The all-ages venue was full of high-school kids, however, which reminded me why I prefer to see bands in bars and clubs. They were well behaved (far better than I was when at concerts at their age) as well as young and pretty, but they were there as much to socialize and talk as listen to music, and were annoyingly loud through most of the first two acts.
The first act up and the first victim of the chattering was Angel Deradoorian of Dirty Projectors, performing simply as Deradoorian, who took the stage at 8:00 am sharp. I had managed to work my way close to the front of the stage, but when Angel took the stage in a short dress and sat behind her keyboard near the front of the stage, her face was blocked by giant crystal structures that were part of Animal Collective's stage set. I couldn't move through the crowd very well for a better view of her, and worse the view that I did have was right up her dress as she sat at her keyboard. Me and the people around me all tried to pretend we weren't looking at her black underpants as she played. In case you're wondering, I didn't take a picture because I don't want to be that guy who posts an upskirt picture of Angel on the internet.
Anyway, she played a very interesting set that sounded like it contained elements of both written songs and improvisational music. Unfortunately, she didn't seem to capture the interest of the young kids round me, who all talked very loudly to their friends throughout the set. Their chattering created a blanket of sound that covered Angel's music, and her set ended abruptly after a half hour with her just walking off the stage at the end of a song. She never spoke a word to the audience or otherwise engage in any banter at all.
After a very short break (Verizon Wireless apparently keeps its performers on a tight schedule), Bradford Cox of Deerhunter took the stage, performing as Atlas Sound. He wore white face like Geneva Jacuzzi had on Wednesday night, but fortunately didn't perform in pantomime like her. Over his tall, gaunt frame, the white face made him look like some sinister cross between a 19th Century troubadour and The Joker. He played an acoustic guitar, but by looping samples of his playing and layering several of those loops over one another, and then using sustain and echo pedal effects, was able to create many diverse and interesting sonic textures. It was a beautiful and interesting set, and even managed to (slightly) quiet down the teen-aged crowd.
Atlas Sound played a full set, and after a somewhat longer break than before, Animal Collective took the stage. They played several new songs, apparently from a soon-to-be-released album, and a few classics, such as Brother Sport (but not, unfortunately, My Girls). They were at times boisterous and energetic, at times spacey and laid back, and always interesting. Their elastic song structures stretched out at times to accommodate some long, psychedelic riffs of synthesizers and treated guitars, before snapping back to near-tribal rhythms and chants.
The stage set featured those large crystal sculptures that had obscured Angel Deradoorain's face earlier, but now lit in changing colors and occasionally with projected images, and a large skull behind the band that looked like the exterior of L5P's Vortex. It was different and quirky enough to be interesting, but not so much as to be distracting.
The lighting was tricky and I didn't even try to take pictures of Animal Collective's performance.

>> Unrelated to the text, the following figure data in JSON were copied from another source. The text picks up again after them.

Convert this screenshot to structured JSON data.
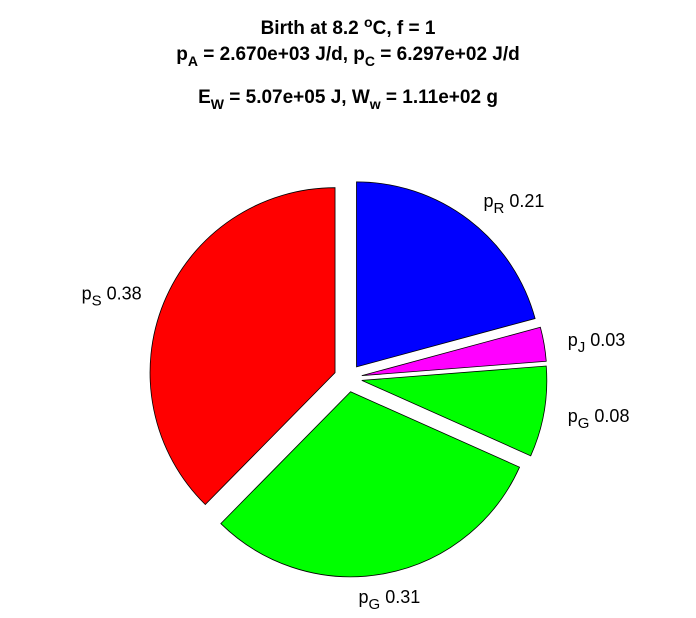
{
  "title": {
    "line1": {
      "prefix": "Birth at 8.2 ",
      "sup": "o",
      "suffix": "C, f = 1"
    },
    "line2": {
      "a_sym": "p",
      "a_sub": "A",
      "a_val": " = 2.670e+03 J/d, ",
      "c_sym": "p",
      "c_sub": "C",
      "c_val": " = 6.297e+02 J/d"
    },
    "line3": {
      "e_sym": "E",
      "e_sub": "W",
      "e_val": " = 5.07e+05 J, ",
      "w_sym": "W",
      "w_sub": "w",
      "w_val": " = 1.11e+02 g"
    }
  },
  "chart_data": {
    "type": "pie",
    "start_angle_deg": 90,
    "direction": "clockwise",
    "exploded": true,
    "slices": [
      {
        "sym": "p",
        "sub": "R",
        "value": 0.21,
        "label": "0.21",
        "color": "#0000ff"
      },
      {
        "sym": "p",
        "sub": "J",
        "value": 0.03,
        "label": "0.03",
        "color": "#ff00ff"
      },
      {
        "sym": "p",
        "sub": "G",
        "value": 0.08,
        "label": "0.08",
        "color": "#00ff00"
      },
      {
        "sym": "p",
        "sub": "G",
        "value": 0.31,
        "label": "0.31",
        "color": "#00ff00"
      },
      {
        "sym": "p",
        "sub": "S",
        "value": 0.38,
        "label": "0.38",
        "color": "#ff0000"
      }
    ]
  }
}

The picture above was from when I first arrived; it was still daylight and the stage had not yet been illuminated. The picture at the top of this post is from somebody's Flickr account and are of Thursday night's performance in Orlando, but look fairly similar to last night's performance. Creative Loafing has a pretty good gallery of pics from last night here. One of their pictures on line is of this Spiderman-looking guy, who was standing in the crowd just slightly ahead of me.
The young crowd was finally fully engaged, chanting along when appropriate, whooping and hollering as they rode the waves of music cascading off of the stage. It was a fun ride, and the buzz continued even for the length of the whole long ride back to Atlanta.